JUSTICE CONFERENCE PERSPECTIVE
Adèle Christian searches her heart — and the Lord’s — after two emotion-stirring days at the Justice Conference
Written by A Seeking Heart
So, Lord, here I am spending time with You on the first morning of “The Justice Conference”. Father God, please help me to make the most of these two days. I have never been involved in anything like this before. I want to be open to You speaking to me.
Before I leave home a quick google to see what justice means, to set some expectation of what I could possibly hear.
Justice – Just behaviour or treatment
Fairness in the way people are dealt with
Mmm…. Who decides what is fair?
Many new ideas and concepts
My experience of The Justice Conference was one of many ideas and concepts which I had never really thought about. Too busy with my head down working, studying, living and being a wife and mother.
I was so encouraged by the great minds in our country who I was listening to and that they all loved the Lord Jesus and wanted to serve Him with truth and mercy.
I heard views I agreed with and views I did not agree with.
Waves of emotion swept over me as I listened and grappled with what was being said and tried to respond to questions we were asked to consider. I was in a state of discomfort and disequilibrium, as one speaker so eloquently explained.
Lord, please help me not to run away from this disequilibrium, but to stay with it until You speak the truth to me about me and about where we are as a country today and how to live going forward.

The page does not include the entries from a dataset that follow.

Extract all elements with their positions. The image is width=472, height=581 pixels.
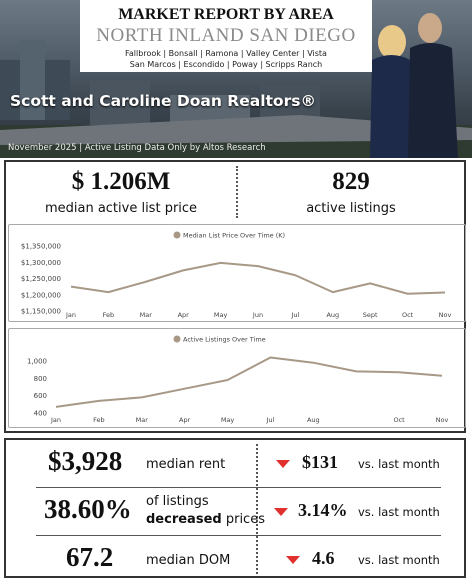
title-box: MARKET REPORT BY AREA NORTH INLAND SAN D…: [80, 0, 372, 72]
divider: [36, 487, 441, 488]
chart: 400 600 800 1,000 Jan Feb Mar Apr May Jul Aug Oct No…: [27, 335, 449, 424]
metric-change: 3.14%: [298, 500, 348, 520]
legend-label: Median List Price Over Time (K): [183, 232, 285, 240]
header: MARKET REPORT BY AREA NORTH INLAND SAN D…: [0, 0, 472, 158]
metric-label-bold: decreased: [146, 512, 222, 527]
chart-frame: $1,150,000 $1,200,000 $1,250,000 $1,300,000…: [8, 224, 466, 322]
metrics-panel: $3,928 median rent $131 vs. last month 3…: [4, 438, 466, 578]
x-tick-label: Mar: [136, 416, 149, 424]
x-tick-label: Apr: [179, 416, 191, 424]
divider: [36, 535, 441, 536]
metric-value: 67.2: [66, 542, 114, 572]
metric-change: 4.6: [312, 548, 335, 568]
areas: San Marcos | Escondido | Poway | Scripps…: [129, 60, 323, 69]
x-tick-label: Aug: [307, 416, 320, 424]
y-tick-label: $1,150,000: [21, 308, 61, 316]
metric-value: $3,928: [48, 446, 123, 476]
x-tick-label: Feb: [103, 311, 115, 319]
report-title: MARKET REPORT BY AREA: [118, 6, 334, 23]
y-tick-label: $1,250,000: [21, 275, 61, 283]
x-tick-label: Jan: [65, 311, 76, 319]
areas: Fallbrook | Bonsall | Ramona | Valley Ce…: [125, 49, 327, 58]
x-tick-label: Oct: [393, 416, 405, 424]
y-tick-label: 600: [34, 392, 47, 400]
metric-value: 38.60%: [44, 494, 132, 524]
legend-label: Active Listings Over Time: [183, 336, 266, 344]
y-tick-label: $1,300,000: [21, 259, 61, 267]
y-tick-label: 400: [34, 409, 47, 417]
x-tick-label: Oct: [402, 311, 414, 319]
metric-label: median rent: [146, 457, 226, 472]
x-tick-label: Apr: [178, 311, 190, 319]
city-photo: [0, 13, 472, 158]
x-tick-label: Jul: [266, 416, 275, 424]
x-tick-label: Mar: [140, 311, 153, 319]
legend-swatch: [173, 231, 181, 239]
x-tick-label: Jan: [50, 416, 61, 424]
compare-label: vs. last month: [358, 553, 440, 567]
series-line: [70, 261, 446, 295]
y-tick-label: 800: [34, 375, 47, 383]
compare-label: vs. last month: [358, 505, 440, 519]
y-tick-label: 1,000: [27, 357, 47, 365]
down-arrow: [276, 460, 290, 468]
source-note: November 2025 | Active Listing Data Only…: [8, 143, 266, 153]
metric-label: median DOM: [146, 553, 231, 568]
stat-value: $ 1.206M: [71, 168, 171, 195]
legend-swatch: [173, 335, 181, 343]
x-tick-label: Nov: [436, 416, 449, 424]
chart: $1,150,000 $1,200,000 $1,250,000 $1,300,000…: [21, 231, 452, 319]
x-tick-label: Aug: [326, 311, 339, 319]
divider: [256, 444, 258, 574]
series-line: [55, 356, 443, 408]
stat-label: active listings: [306, 201, 396, 216]
y-tick-label: $1,350,000: [21, 243, 61, 251]
x-tick-label: Jun: [252, 311, 263, 319]
divider: [236, 166, 238, 218]
metric-label: decreased prices: [146, 512, 265, 527]
stat-label: median active list price: [44, 201, 198, 216]
x-tick-label: Nov: [439, 311, 452, 319]
x-tick-label: Feb: [93, 416, 105, 424]
y-tick-label: $1,200,000: [21, 291, 61, 299]
chart-frame: 400 600 800 1,000 Jan Feb Mar Apr May Jul Aug Oct No…: [8, 328, 466, 428]
agents: Scott and Caroline Doan Realtors®: [10, 92, 316, 110]
down-arrow: [286, 556, 300, 564]
x-tick-label: Jul: [290, 311, 299, 319]
metric-label: prices: [225, 512, 265, 527]
x-tick-label: Sept: [363, 311, 378, 319]
compare-label: vs. last month: [358, 457, 440, 471]
x-tick-label: May: [221, 416, 235, 424]
metric-label: of listings: [146, 494, 209, 509]
region-title: NORTH INLAND SAN DIEGO: [96, 25, 356, 46]
x-tick-label: May: [214, 311, 228, 319]
stat-value: 829: [332, 168, 370, 195]
down-arrow: [274, 508, 288, 516]
metric-change: $131: [302, 452, 338, 472]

I could no longer hold back the tears when Tristan Pringle shared during the session “Navigating the Deep Waters of Identity in SA”. Why were tears flowing? I was feeling his pain as he shared about growing up in my hometown East London, where we lived in two different worlds at separate times.
Where had I been the past 30 years of my Christian walk?
What had I done to contribute to the sorry mess our country is in?
What had I not done?
How then shall I live?
A statement was made “What you see is not what you are looking at, but what you are looking with”.
What am I looking with LORD?
Let me set aside the statements which were made about “white privilege” and “what your white people’s grandparents did is affecting my child” and “restitution needs to take place and it starts with the whites” and rather contemplate on “How then shall I live”?
Let me embrace other statements of “There is more to me than being black”, “I am still experiencing racial oppression”, “black people are not a single monolithic group”.
Lord, there is a cry here of “see me as me, a human being”. How then shall I live?
A statement “What it feels like to be part of a race that was not meant to be?”
Lord, how can he feel like that, as if he has no value? How then shall I live?
Let me continue to ponder, long after the end of the conference, on other questions raised:
How can theology help justice? Who benefits? Who is excluded? Who is hurt? What are my assumptions and conclusions about situations and people? Are they really based on the bible?
What is my next best step towards faithfulness to bring justice?
Let me work towards encouraging all my siblings in Christ, as we were encouraged, to know that we are not each other’s enemy. The devil is. To work towards loving and understanding each other and stop viewing each other in debilitating categories and boxes. Let’s not perpetuate new injustices by the way we respond to the past. Let’s use the template of how Jesus lived to “look with” and bring justice where we live.
As I look at the word RESTORE set up high, my cry is “Restore me Lord to where You want me to be, doing what You want me to do. Forgive me for being so busy with my stuff and not paying attention to what was going on around me.”
How then shall I live?
Micah 6 v 8
“He has told you, O man, what is good;
And what does the LORD require of you
But to do justice, to love kindness,
And to walk humbly with your God?”
About Adèle Christian:
Married to Silvanus. We have been blessed with a son Caleb. I have recently, but temporarily, retired from about 36 years of overworking in IT. Currently awaiting further instructions from the Most High on this new season of my life. I am so grateful for this time to do different things, have time to study, research, go down rabbit holes and to be refined and restored. I attend Every Nation Church at N1 City.